New Delhi: The Council of Scientific and Industrial Research, or CSIR, the country’s largest publicly funded research body, plans to set up a university to increase the number of doctoral candidates which, scientists say, is crucial to boosting research output.
Indian scientists have often raised concerns over the quantity of research publication output compared with that of China—which they insist is mainly because of shortage of doctoral candidates.
“It’s always doctoral and post doctoral students who do all the research work. So lack of students means lack of research,” said Raghunath Mashelkar, former director general of CSIR.
The proposed university—the CSIR Advanced Institutes of Science and Technology—will be spread across CSIR’s 38 laboratories.
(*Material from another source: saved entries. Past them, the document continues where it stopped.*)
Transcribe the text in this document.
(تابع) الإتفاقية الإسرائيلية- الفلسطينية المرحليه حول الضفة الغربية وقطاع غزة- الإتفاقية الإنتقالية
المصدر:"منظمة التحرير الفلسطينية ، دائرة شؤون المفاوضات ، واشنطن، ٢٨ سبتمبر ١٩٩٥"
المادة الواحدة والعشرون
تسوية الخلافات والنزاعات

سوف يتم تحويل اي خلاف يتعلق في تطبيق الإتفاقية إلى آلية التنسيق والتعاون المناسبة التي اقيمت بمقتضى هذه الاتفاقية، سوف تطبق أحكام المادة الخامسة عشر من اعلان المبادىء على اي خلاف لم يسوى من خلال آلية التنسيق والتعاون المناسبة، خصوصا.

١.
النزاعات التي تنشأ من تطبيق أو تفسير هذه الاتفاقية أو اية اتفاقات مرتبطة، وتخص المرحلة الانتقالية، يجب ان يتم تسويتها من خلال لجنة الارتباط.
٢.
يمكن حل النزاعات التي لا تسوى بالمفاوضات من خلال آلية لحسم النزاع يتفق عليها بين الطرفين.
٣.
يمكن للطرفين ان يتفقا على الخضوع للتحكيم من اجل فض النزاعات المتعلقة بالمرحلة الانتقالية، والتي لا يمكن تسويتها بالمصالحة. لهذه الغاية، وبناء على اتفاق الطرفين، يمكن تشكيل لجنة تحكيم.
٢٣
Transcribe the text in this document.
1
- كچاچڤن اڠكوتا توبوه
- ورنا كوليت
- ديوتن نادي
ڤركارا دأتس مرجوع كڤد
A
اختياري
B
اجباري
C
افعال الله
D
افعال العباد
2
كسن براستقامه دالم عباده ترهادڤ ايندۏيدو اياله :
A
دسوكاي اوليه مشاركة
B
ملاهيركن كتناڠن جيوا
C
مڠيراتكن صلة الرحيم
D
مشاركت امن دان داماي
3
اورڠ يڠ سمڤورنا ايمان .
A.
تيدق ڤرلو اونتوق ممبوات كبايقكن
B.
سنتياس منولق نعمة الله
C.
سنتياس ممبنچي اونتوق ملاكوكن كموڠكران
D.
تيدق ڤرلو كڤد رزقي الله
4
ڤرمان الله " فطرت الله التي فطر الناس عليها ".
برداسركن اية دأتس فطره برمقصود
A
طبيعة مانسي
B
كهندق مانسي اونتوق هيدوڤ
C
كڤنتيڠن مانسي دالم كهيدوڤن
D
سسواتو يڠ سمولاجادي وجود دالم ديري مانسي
Resident scientists at each laboratory will double up as teachers, said a senior CSIR official who said he can’t be named because the proposal is yet to get cabinet approval.
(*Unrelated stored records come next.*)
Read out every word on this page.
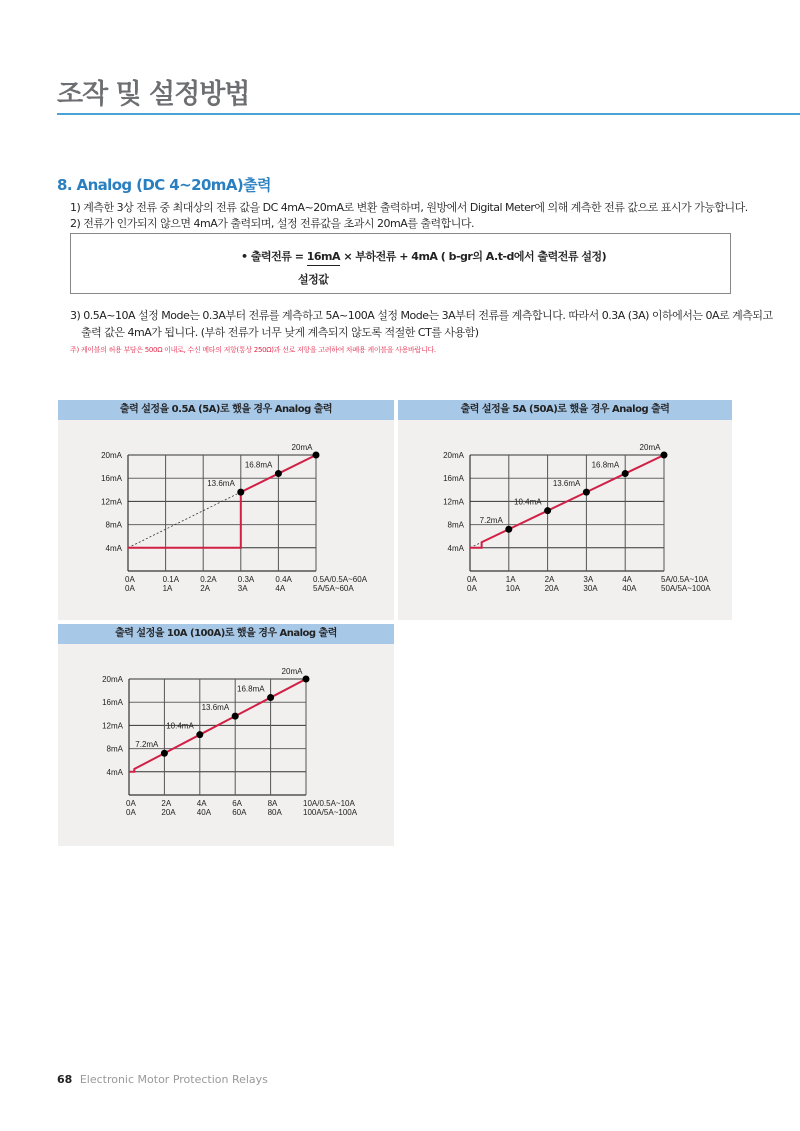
조작 및 설정방법
8. Analog (DC 4~20mA)출력
1) 계측한 3상 전류 중 최대상의 전류 값을 DC 4mA~20mA로 변환 출력하며, 원방에서 Digital Meter에 의해 계측한 전류 값으로 표시가 가능합니다.
2) 전류가 인가되지 않으면 4mA가 출력되며, 설정 전류값을 초과시 20mA를 출력합니다.
• 출력전류 = 16mA × 부하전류 + 4mA ( b-gr의 A.t-d에서 출력전류 설정)
설정값
3) 0.5A~10A 설정 Mode는 0.3A부터 전류를 계측하고 5A~100A 설정 Mode는 3A부터 전류를 계측합니다. 따라서 0.3A (3A) 이하에서는 0A로 계측되고
출력 값은 4mA가 됩니다. (부하 전류가 너무 낮게 계측되지 않도록 적절한 CT를 사용함)
주) 케이블의 허용 부담은 500Ω 이내로, 수신 메타의 저항(통상 250Ω)과 선로 저항을 고려하여 차폐용 케이블을 사용바랍니다.
출력 설정을 0.5A (5A)로 했을 경우 Analog 출력
20mA
16mA
12mA
8mA
4mA
0A
0A
0.1A
1A
0.2A
2A
0.3A
3A
0.4A
4A
0.5A/0.5A~60A
5A/5A~60A
13.6mA
16.8mA
20mA
출력 설정을 5A (50A)로 했을 경우 Analog 출력
20mA
16mA
12mA
8mA
4mA
0A
0A
1A
10A
2A
20A
3A
30A
4A
40A
5A/0.5A~10A
50A/5A~100A
7.2mA
10.4mA
13.6mA
16.8mA
20mA
출력 설정을 10A (100A)로 했을 경우 Analog 출력
20mA
16mA
12mA
8mA
4mA
0A
0A
2A
20A
4A
40A
6A
60A
8A
80A
10A/0.5A~10A
100A/5A~100A
7.2mA
10.4mA
13.6mA
16.8mA
20mA
68 Electronic Motor Protection Relays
With a technical staff of at least 12,500 that includes 4,500 scientists, CSIR has a big faculty to choose from, and most of them are involved in industrial research that emphasizes generating patents and publications.
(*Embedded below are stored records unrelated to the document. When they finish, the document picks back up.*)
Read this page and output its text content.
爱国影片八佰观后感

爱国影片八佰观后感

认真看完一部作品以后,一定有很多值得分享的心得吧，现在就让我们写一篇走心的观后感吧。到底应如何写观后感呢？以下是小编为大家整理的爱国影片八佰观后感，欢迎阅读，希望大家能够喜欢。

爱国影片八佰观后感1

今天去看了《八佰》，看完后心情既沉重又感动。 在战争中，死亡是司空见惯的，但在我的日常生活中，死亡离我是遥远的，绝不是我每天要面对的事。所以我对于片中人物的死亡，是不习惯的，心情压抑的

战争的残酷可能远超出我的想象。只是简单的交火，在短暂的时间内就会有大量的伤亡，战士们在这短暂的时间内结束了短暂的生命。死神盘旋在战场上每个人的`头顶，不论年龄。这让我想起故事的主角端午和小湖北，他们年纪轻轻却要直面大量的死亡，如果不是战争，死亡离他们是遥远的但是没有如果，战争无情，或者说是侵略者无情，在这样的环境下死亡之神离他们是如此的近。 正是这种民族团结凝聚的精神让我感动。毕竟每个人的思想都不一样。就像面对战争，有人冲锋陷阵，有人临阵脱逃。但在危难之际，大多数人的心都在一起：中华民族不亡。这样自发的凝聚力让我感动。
Students who wish to pursue their doctoral studies at CSIR now must first sign up with another university and have to comply with the rules and regulations of both the university and the research body.
“Our primary aim is to boost the number of quality PhDs (doctors of philosophy) and free students from the bureaucratic requirements of signing up with one university and pursuing research at a CSIR lab,” the official said.
The official added that the institution could be among the 14 so-called “world class” universities that Arjun Singh, Union minister for human resources development, had announced in March.
Once the university is set up, the research organization hopes to generate 1,500 PhDs a year, up from the current 400.
Though there are no precise estimates for the deficit in the number of PhDs from India, N. Balakrishnan, associate director of the Bangalore-based Indian Institute of Science said the Chinese university system produced 16,000 PhDs as compared with India’s 4,000, in 2006-2007.
Moreover, as reported in Mint on 19 June, only 2.4% of the total research publications in 2006-2007 were from India compared with 10.49% from China.
The research was conducted by the National Institute of Science Technology and Development Studies, or NISTADS, a CSIR body, using a database called Scopus, that hosts around 15,000 international peer reviewed journals in science and technology.
“In case India has to catch up with China, it has to quadruple its publications growth rate to at least 30% per annum by 2010,” said B.M. Gupta, lead author of the study and a professor at NISTADS.